Generative AI capabilities are almost certainly being built atop Azure OpenAI Service. Santander was an early adopter of OpenAI’s models, participating in Microsoft’s private previews for enterprise customers. The bank’s internal AI assistant, tested with employees in Spain and the UK, runs on GPT-4 and is integrated into Teams and Outlook—tools that millions of Santander workers access through Windows 10 and Windows 11 devices. This means the bank’s AI transformation doubles as a significant testbed for Microsoft’s enterprise AI playbook, from Copilot to Azure AI Studio.

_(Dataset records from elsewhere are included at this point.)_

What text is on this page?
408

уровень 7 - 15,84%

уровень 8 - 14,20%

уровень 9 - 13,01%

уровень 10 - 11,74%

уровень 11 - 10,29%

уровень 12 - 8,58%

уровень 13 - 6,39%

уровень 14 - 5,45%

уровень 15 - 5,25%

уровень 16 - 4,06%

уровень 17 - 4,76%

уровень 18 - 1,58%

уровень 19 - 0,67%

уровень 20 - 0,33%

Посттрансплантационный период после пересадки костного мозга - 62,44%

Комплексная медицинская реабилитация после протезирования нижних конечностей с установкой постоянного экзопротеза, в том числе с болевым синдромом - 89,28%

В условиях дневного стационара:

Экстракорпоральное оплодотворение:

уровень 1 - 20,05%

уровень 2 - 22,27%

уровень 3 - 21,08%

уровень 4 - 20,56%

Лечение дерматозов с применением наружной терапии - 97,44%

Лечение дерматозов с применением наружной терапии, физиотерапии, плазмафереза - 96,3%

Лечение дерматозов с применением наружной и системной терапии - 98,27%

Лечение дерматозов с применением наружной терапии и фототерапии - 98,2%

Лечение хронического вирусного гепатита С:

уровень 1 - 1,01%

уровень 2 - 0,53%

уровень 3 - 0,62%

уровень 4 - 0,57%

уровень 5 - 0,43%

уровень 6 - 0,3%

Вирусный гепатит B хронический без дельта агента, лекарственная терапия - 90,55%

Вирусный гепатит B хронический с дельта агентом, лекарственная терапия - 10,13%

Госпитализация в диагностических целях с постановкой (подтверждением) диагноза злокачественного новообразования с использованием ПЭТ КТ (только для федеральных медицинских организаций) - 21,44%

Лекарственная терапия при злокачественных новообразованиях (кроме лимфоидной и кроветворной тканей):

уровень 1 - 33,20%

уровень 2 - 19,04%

For Windows enthusiasts and IT professionals, Santander’s journey is a case study in how large organizations are stitching together the Microsoft ecosystem to build AI factories. The lessons learned—around governance, deployment at scale, and measuring ROI—will influence enterprise Windows roadmaps and Microsoft’s own product priorities.
Industry Implications
Santander is not alone in chasing AI billions, but its €1 billion target is far more public and granular than most rivals’ vows. JP Morgan Chase has mentioned using AI for risk and trading but rarely quantifies internal value. HSBC and BBVA have highlighted machine learning pilots but lag in scale of ambition. Santander’s target raises the bar and will likely accelerate AI spending across the sector.

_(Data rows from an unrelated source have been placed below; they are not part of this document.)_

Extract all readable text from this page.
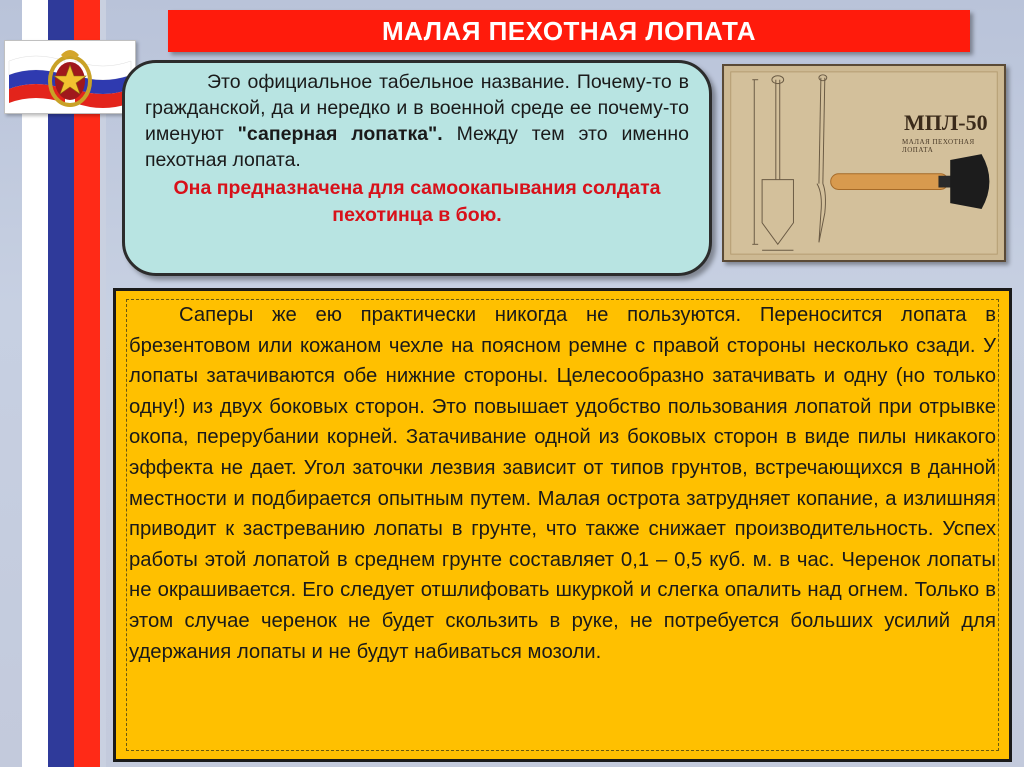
МАЛАЯ ПЕХОТНАЯ ЛОПАТА
Это официальное табельное название. Почему-то в гражданской, да и нередко и в военной среде ее почему-то именуют "саперная лопатка". Между тем это именно пехотная лопата.
Она предназначена для самоокапывания солдата пехотинца в бою.
МПЛ-50
МАЛАЯ ПЕХОТНАЯ ЛОПАТА
Саперы же ею практически никогда не пользуются. Переносится лопата в брезентовом или кожаном чехле на поясном ремне с правой стороны несколько сзади. У лопаты затачиваются обе нижние стороны. Целесообразно затачивать и одну (но только одну!) из двух боковых сторон. Это повышает удобство пользования лопатой при отрывке окопа, перерубании корней. Затачивание одной из боковых сторон в виде пилы никакого эффекта не дает. Угол заточки лезвия зависит от типов грунтов, встречающихся в данной местности и подбирается опытным путем. Малая острота затрудняет копание, а излишняя приводит к застреванию лопаты в грунте, что также снижает производительность. Успех работы этой лопатой в среднем грунте составляет 0,1 – 0,5 куб. м. в час. Черенок лопаты не окрашивается. Его следует отшлифовать шкуркой и слегка опалить над огнем. Только в этом случае черенок не будет скользить в руке, не потребуется больших усилий для удержания лопаты и не будут набиваться мозоли.
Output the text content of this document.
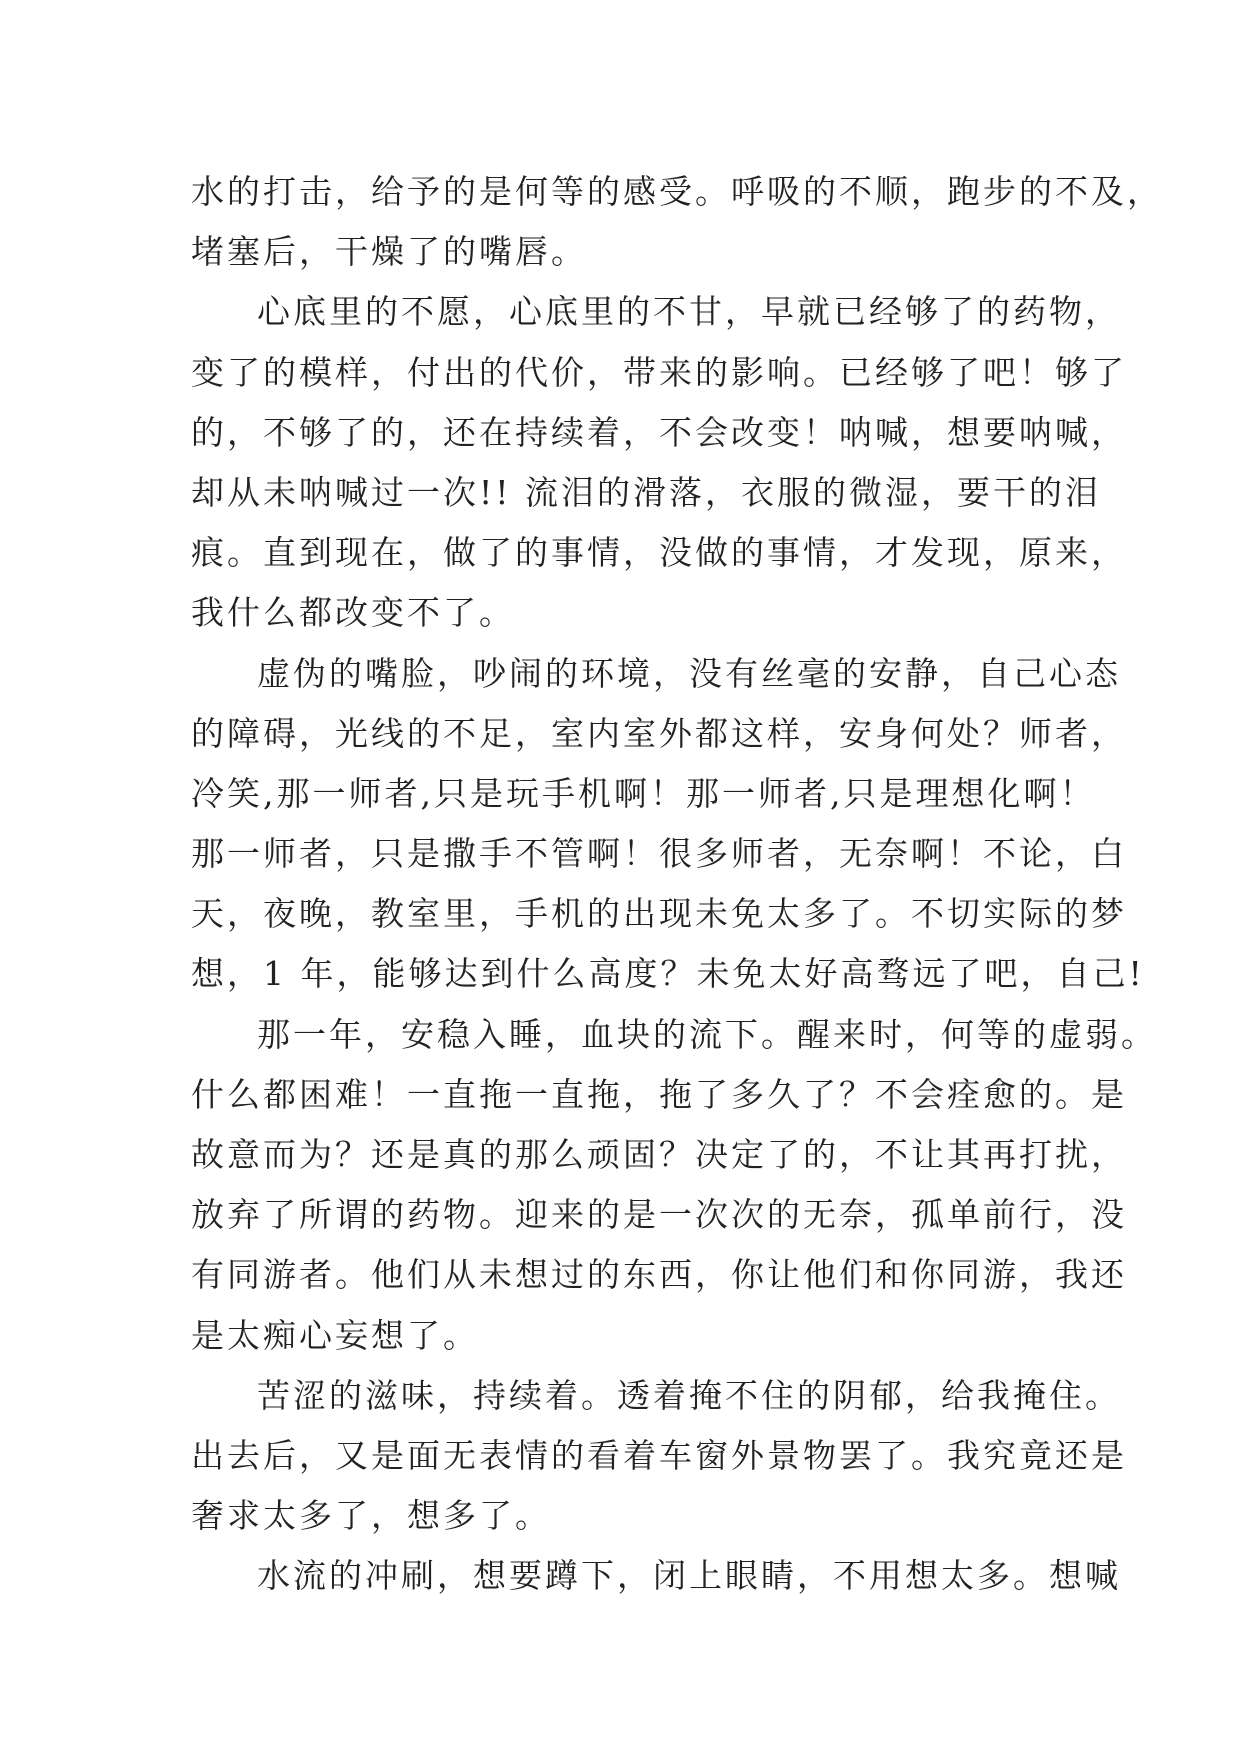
水的打击，给予的是何等的感受。呼吸的不顺，跑步的不及，
堵塞后，干燥了的嘴唇。
心底里的不愿，心底里的不甘，早就已经够了的药物，
变了的模样，付出的代价，带来的影响。已经够了吧！够了
的，不够了的，还在持续着，不会改变！呐喊，想要呐喊，
却从未呐喊过一次!! 流泪的滑落，衣服的微湿，要干的泪
痕。直到现在，做了的事情，没做的事情，才发现，原来，
我什么都改变不了。
虚伪的嘴脸，吵闹的环境，没有丝毫的安静，自己心态
的障碍，光线的不足，室内室外都这样，安身何处？师者，
冷笑,那一师者,只是玩手机啊！那一师者,只是理想化啊！
那一师者，只是撒手不管啊！很多师者，无奈啊！不论，白
天，夜晚，教室里，手机的出现未免太多了。不切实际的梦
想，1 年，能够达到什么高度？未免太好高骛远了吧，自己!
那一年，安稳入睡，血块的流下。醒来时，何等的虚弱。
什么都困难！一直拖一直拖，拖了多久了？不会痊愈的。是
故意而为？还是真的那么顽固？决定了的，不让其再打扰，
放弃了所谓的药物。迎来的是一次次的无奈，孤单前行，没
有同游者。他们从未想过的东西，你让他们和你同游，我还
是太痴心妄想了。
苦涩的滋味，持续着。透着掩不住的阴郁，给我掩住。
出去后，又是面无表情的看着车窗外景物罢了。我究竟还是
奢求太多了，想多了。
水流的冲刷，想要蹲下，闭上眼睛，不用想太多。想喊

That spend benefits the broader Windows ecosystem. Every AI-driven process requires compute, data storage, and endpoint devices. Santander’s fleet of hundreds of thousands of Windows PCs will need to be refreshed to handle AI-copilot features and local inference tasks. The bank’s demand for AI-skilled developers will fuel demand for Visual Studio subscriptions, Azure certifications, and Windows-based development environments. In short, Santander’s AI journey is a rising tide that lifts all Microsoft ships.
The Road Ahead
The path to €1 billion is fraught with execution risk. Banks are conservative by nature, regulators are growing wary of algorithmic decision-making, and the technology itself is evolving faster than most organizations can absorb. Santander’s plan depends on sustained investment—the bank has budgeted more than €500 million per year for AI-related technology—and on hiring and retaining scarce AI talent in a hyper-competitive market.

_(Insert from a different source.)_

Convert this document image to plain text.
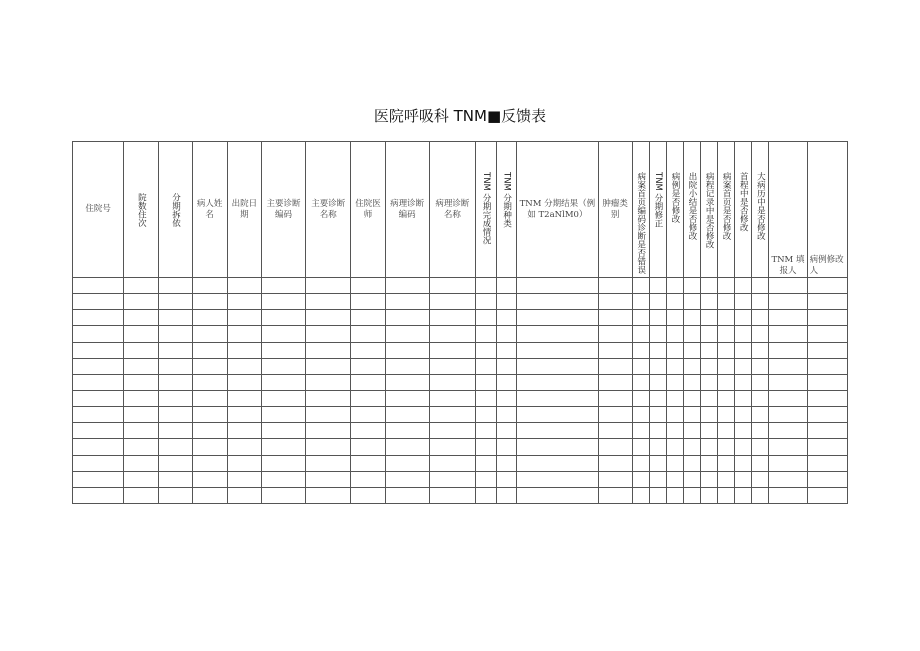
医院呼吸科 TNM■反馈表
住院号	院数住次	分期拆依	病人姓名	出院日期	主要诊断编码	主要诊断名称	住院医师	病理诊断编码	病理诊断名称	TNM 分期完成情况	TNM 分期种类	TNM 分期结果（例如 T2aNlM0）	肿瘤类别	病案首页编码诊断是否错误	TNM 分期修正	病例是否修改	出院小结是否修改	病程记录中是否修改	病案首页是否修改	首程中是否修改	大病历中是否修改	TNM 填报人	病例修改人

There is also the human dimension. Automation at this scale will eliminate jobs, particularly in call centers and back-office operations. Santander has pledged to retrain affected staff for higher-value roles, but the transition will be messy. If delivered well, the bank could emerge leaner and more responsive; if not, service quality could crater just as customer expectations are being raised.
The 2028 target is a stake in the ground. It says that for Santander, AI is no longer an experiment or a side project—it is a core driver of the bottom line. The bank’s execution over the next four years will be watched closely by peers, regulators, and the millions of Windows users who make financial services their daily work. One thing is certain: when a global bank like Santander commits to a €1 billion AI prize, the entire technology ecosystem feels the ripples.